GOERNER: N.J. a tale of too many towns

GOERNER: N.J. a tale of too many towns

GOERNER: N.J. a tale of too many towns

Chad Goerner Published 6:41 p.m. ET Sept. 15, 2017 | Updated 6:46 p.m. ET Sept. 15, 2017

New Jersey could learn a lot from New York. Both states suffer from costly layers of local governments and school districts — a major contributor to high property taxes — yet their approach to solving it could not be more different.

A recent Monmouth University poll showed that property taxes are the first concern for the majority of New Jerseyans, but neither of the major party gubernatorial candidates has a clear plan, or the courage, to offer a viable solution to the problem.

New Jersey’s next governor needs to tackle this issue head-on to make any marked difference in reducing property taxes. Meanwhile, New York has been quietly leading the way on reducing the number of local governments and encouraging more regionalized sharing of police and emergency services — two key areas that contribute to higher property taxes. Consolidation and service regionalization not only save money, they allow for more effective and efficient planning (also a long-term money saver), and improve emergency response in times of crisis.

New Jersey’s next governor can learn something from Gov. Andrew Cuomo’s leadership. Unfortunately for New Jersey taxpayers, Republican Kim Guadagno is trying to run from the large shadow of an unpopular Christie and has proposed a gimmicky “circuit-breaker” plan to reduce taxes with no real specifics on how to cut spending. The Democrat, Phil Murphy, has bought his way through the primary and now employs a rope-a-dope strategy to avoid any clear plan on reducing property taxes. His recent announcement included $1.3 billion in new tax increases without addressing any significant structural reforms to improve the state’s long-term financial stability. Guadagno’s struggle to be anything-but-Christie and Murphy’s take-no-stand approach has left New Jersey residents without a major party candidate addressing the issue of home rule — a leading contributor to our highest-in-the-nation property taxes.

In 2016, I was invited to give the keynote speech at the New York Division of Local Government Services Innovation conference because when I was mayor, we consolidated the first large towns in New Jersey in over a century: Princeton Borough and Princeton Township. We saved over $3 million annually and offered better, more streamlined services to our residents as a result. New York state took notice and asked us to come up and talk about our success. It has taken a proactive role in encouraging local governments to consolidate or share services by providing technical assistance and significant financial incentives.

From the Local Government Efficiency Grant program to the $25 million Municipal Restructuring Fund, New York has added significant financial backing to encourage more service sharing, police regionalization and municipal mergers.

Even the county of Onondaga and the town of Syracuse have looked at merging, producing a consolidation report earlier this year.

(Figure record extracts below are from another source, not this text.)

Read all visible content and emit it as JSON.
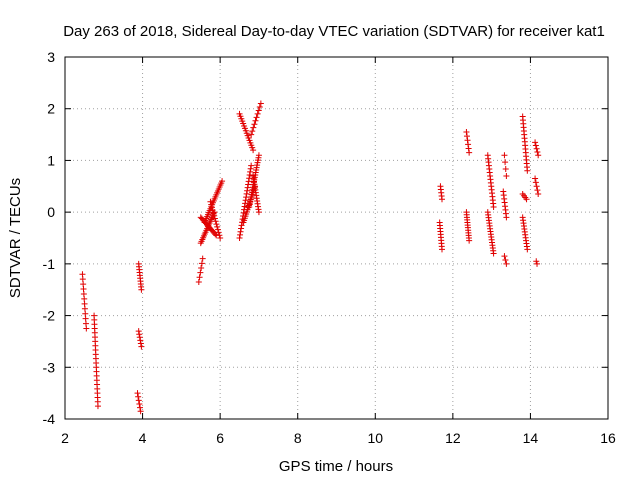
{
  "chart_data": {
    "type": "scatter",
    "title": "Day 263 of 2018, Sidereal Day-to-day VTEC variation (SDTVAR) for receiver kat1",
    "xlabel": "GPS time / hours",
    "ylabel": "SDTVAR / TECUs",
    "xlim": [
      2,
      16
    ],
    "ylim": [
      -4,
      3
    ],
    "xticks": [
      "2",
      "4",
      "6",
      "8",
      "10",
      "12",
      "14",
      "16"
    ],
    "yticks": [
      "-4",
      "-3",
      "-2",
      "-1",
      "0",
      "1",
      "2",
      "3"
    ],
    "grid": true,
    "marker": "+",
    "color": "#e00000",
    "segments": [
      {
        "x0": 2.45,
        "x1": 2.55,
        "y0": -1.2,
        "y1": -2.25,
        "n": 12
      },
      {
        "x0": 2.75,
        "x1": 2.85,
        "y0": -2.0,
        "y1": -3.75,
        "n": 22
      },
      {
        "x0": 3.9,
        "x1": 3.97,
        "y0": -1.0,
        "y1": -1.5,
        "n": 10
      },
      {
        "x0": 3.9,
        "x1": 3.97,
        "y0": -2.3,
        "y1": -2.6,
        "n": 6
      },
      {
        "x0": 3.87,
        "x1": 3.95,
        "y0": -3.5,
        "y1": -3.85,
        "n": 6
      },
      {
        "x0": 5.45,
        "x1": 5.55,
        "y0": -1.35,
        "y1": -0.9,
        "n": 6
      },
      {
        "x0": 5.5,
        "x1": 5.85,
        "y0": -0.6,
        "y1": 0.0,
        "n": 18
      },
      {
        "x0": 5.5,
        "x1": 5.9,
        "y0": -0.1,
        "y1": -0.45,
        "n": 16
      },
      {
        "x0": 5.6,
        "x1": 6.05,
        "y0": -0.2,
        "y1": 0.6,
        "n": 22
      },
      {
        "x0": 5.75,
        "x1": 6.0,
        "y0": 0.2,
        "y1": -0.5,
        "n": 14
      },
      {
        "x0": 6.5,
        "x1": 6.85,
        "y0": 1.9,
        "y1": 1.2,
        "n": 16
      },
      {
        "x0": 6.8,
        "x1": 7.05,
        "y0": 1.5,
        "y1": 2.1,
        "n": 10
      },
      {
        "x0": 6.5,
        "x1": 6.8,
        "y0": -0.5,
        "y1": 0.9,
        "n": 24
      },
      {
        "x0": 6.6,
        "x1": 6.9,
        "y0": -0.2,
        "y1": 0.5,
        "n": 18
      },
      {
        "x0": 6.75,
        "x1": 7.0,
        "y0": 0.1,
        "y1": 1.1,
        "n": 22
      },
      {
        "x0": 6.85,
        "x1": 7.0,
        "y0": 0.7,
        "y1": 0.0,
        "n": 14
      },
      {
        "x0": 11.68,
        "x1": 11.72,
        "y0": 0.5,
        "y1": 0.25,
        "n": 5
      },
      {
        "x0": 11.66,
        "x1": 11.72,
        "y0": -0.2,
        "y1": -0.72,
        "n": 10
      },
      {
        "x0": 12.35,
        "x1": 12.42,
        "y0": 1.55,
        "y1": 1.15,
        "n": 6
      },
      {
        "x0": 12.35,
        "x1": 12.42,
        "y0": 0.0,
        "y1": -0.55,
        "n": 12
      },
      {
        "x0": 12.9,
        "x1": 13.05,
        "y0": 1.1,
        "y1": 0.1,
        "n": 16
      },
      {
        "x0": 12.9,
        "x1": 13.05,
        "y0": 0.0,
        "y1": -0.8,
        "n": 16
      },
      {
        "x0": 13.33,
        "x1": 13.38,
        "y0": 1.1,
        "y1": 0.7,
        "n": 4
      },
      {
        "x0": 13.3,
        "x1": 13.38,
        "y0": 0.4,
        "y1": -0.1,
        "n": 8
      },
      {
        "x0": 13.33,
        "x1": 13.38,
        "y0": -0.85,
        "y1": -1.0,
        "n": 3
      },
      {
        "x0": 13.8,
        "x1": 13.92,
        "y0": 1.85,
        "y1": 0.8,
        "n": 16
      },
      {
        "x0": 13.8,
        "x1": 13.9,
        "y0": 0.35,
        "y1": 0.25,
        "n": 4
      },
      {
        "x0": 13.8,
        "x1": 13.92,
        "y0": -0.1,
        "y1": -0.72,
        "n": 12
      },
      {
        "x0": 14.12,
        "x1": 14.2,
        "y0": 1.35,
        "y1": 1.1,
        "n": 5
      },
      {
        "x0": 14.12,
        "x1": 14.2,
        "y0": 0.65,
        "y1": 0.35,
        "n": 5
      },
      {
        "x0": 14.15,
        "x1": 14.17,
        "y0": -0.95,
        "y1": -1.0,
        "n": 2
      }
    ]
  }
}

When a local TV affiliate came down from Syracuse to interview us in Princeton several months ago about our success, it was clear New York is committed to addressing its structural ills — ills that continue to plague our state.

In New Jersey, consolidation and service regionalization are taboo. Notwithstanding a Legislature and governor who have addressed the issue with nothing more than lip service and limp handshakes, we have two towns that have formed a citizens’ consolidation commission and are struggling to get a paltry $7,500 from the state to fund their financial analysis and feasibility study, Mount Arlington and Roxbury. These two towns have a chance to save even more than the Princetons because they would be consolidating school districts as well. But the state has been absent.

With the Mount Arlington-Roxbury request for financial assistance languishing on a desk somewhere in Trenton, the only state assistance is from the short-staffed Department of Community Affairs, which has limited firepower, to say the least. The major parties in New Jersey should take note and use New York’s proactive approach to addressing the problem of home rule as a guide.

CourageToConnect New Jersey, a nonprofit, nonpartisan organization that exists to further consolidation and shared services has just announced that it will step in and make the grant to Roxbury and Mount Arlington so that they can continue their work. The organization’s director, Gina Genovese, has decided to run for governor as an independent to force action on the issue of reducing the number of local governments and school districts to lower property taxes in New Jersey.

MORE: Genovese: Consolidation can ease property tax burden

New York’s leadership on this issue should be a call to action for New Jersey’s state government. Genovese, a former mayor, has seen our state’s struggles up close in her fight for more efficient government and has embraced Cuomo’s approach to the issue. While the major party candidates dither, duck and dodge the hard choices to bring property taxes down, Genovese’s candidacy offers a clear path to lowering the costs of government in New Jersey.

Chad Goerner is a former Mayor of Princeton Township and the architect of Princeton’s successful consolidation in 2011. He is the author of “A Tale of Two Tigers – Princeton’s Historic Consolidaton” that details the history behind the successful effort. He is also on the board of CourageToConnectNJ.